German girl gets taste of India

German girl gets taste of India

Veronica Stritt clad in a saree, her favourite dress in Manjeshwar.

She was given three options — South America, Asia and Africa, out of which she chose India. In India, she chose Karnataka and in Karnataka, she chose Manjeshwar (Karnataka - Kerala border)!

Why Manjeshwar?

Well. Veronica studied in a school run by Pallottine priests in Germany. When she learnt that Pallottine sisters are serving in Manjeshwar, she immediately decided to come to Manjeshwar.

“All I knew was that there is poverty in India, which is unheard of in Europe. As I started searching the Internet, I was thrilled to know the diverse tradition and culture in India.
The ‘saree’ worn by Indian women too fascinated me,” Veronica recalled the day when she decided to come to India last year, sometime in September. In fact, Veronica is the first person in her family or among her relatives to visit India. Days after she landed in India, her family members, relatives and friends started sending her mails after mails enquiring about India! “Nearly 150 perople were interested to know more about India and I had to send replies to all their queries.” Interestingly, she could not witness biting poverty which she imagined before coming to India.

Speaking to City Herald just before she left Manjeshwar for Germany (after completing her one year stay in Manjeshwar), Veronica said she learnt a lot in India.

 “The people in India are very nice, they are friendly and polite... You can walk into anybody’s house at any point of time...” She said she was surprised to see many house doors open in the region. “In Germany, nobody’s doors will be kept open and you have to take appointment before visiting any house,” she said. Of course, she was little unhappy with the auto drivers as quite a few of them cheated her by demanding much more than the actual fare, she quips.

Language problem

Though initially Veronica found it difficult to communicate with the localites and students (most of whom speak either in Malayalam or Kannada), School Correspondent Fr Harold Mascarenhas and faculty members helped her to communicate with whomever she wanted to communicate.

Indian food

It took some time for Veronica to get adjusted to Indian food.  But, very soon, she started liking Indian food and paraathas, naan and chapathis have become her favourites.

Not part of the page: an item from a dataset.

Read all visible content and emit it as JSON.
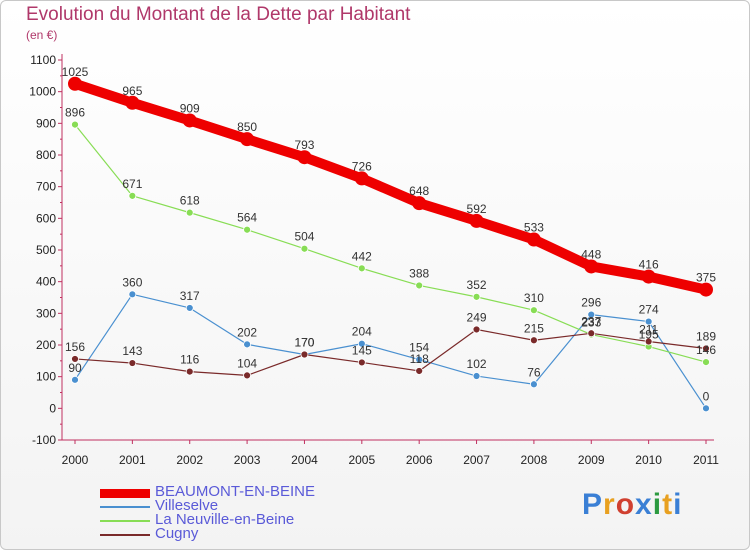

She said that she also liked biriyani and egg curry.

In fact, she tasted rice for the first time in her life in India. She was so impressed by the Indian spices, she has carried a huge quanitity of chilli powder, cumin seeds, turmeric and many other spices, which she said are very expensive in Germany.

Indian experience

During her one-year stay in India, she also visited Mysore, Bangalore, Murudeshwar, Honnavar, Goa, Madurai, Vailankani, Trichy and Sri Lanka.

With the Indian experience in teaching, Veronica is planning to take up a 5 year course in education (teachers’ training) as she is keen to take up teaching as her profession.
Would you like to visit India, if you get another chance? “Without any second thought,” she smiles.

Who are Pallottines?

The Society of the Catholic Apostolate better known as the Pallottines are a Society of Apostolic Life within the Roman Catholic Church, founded in 1835 as SAC, Societas Apostolatus Catholici, by the Roman priest St Vincent Pallotti.

Pallottines are part of the Union of Catholic Apostolate and are in 45 countries on six continents. The Pallottines administer one of the largest churches in the world, Basilica of Our Lady of Peace of Yamoussoukro in Côte d’Ivoire.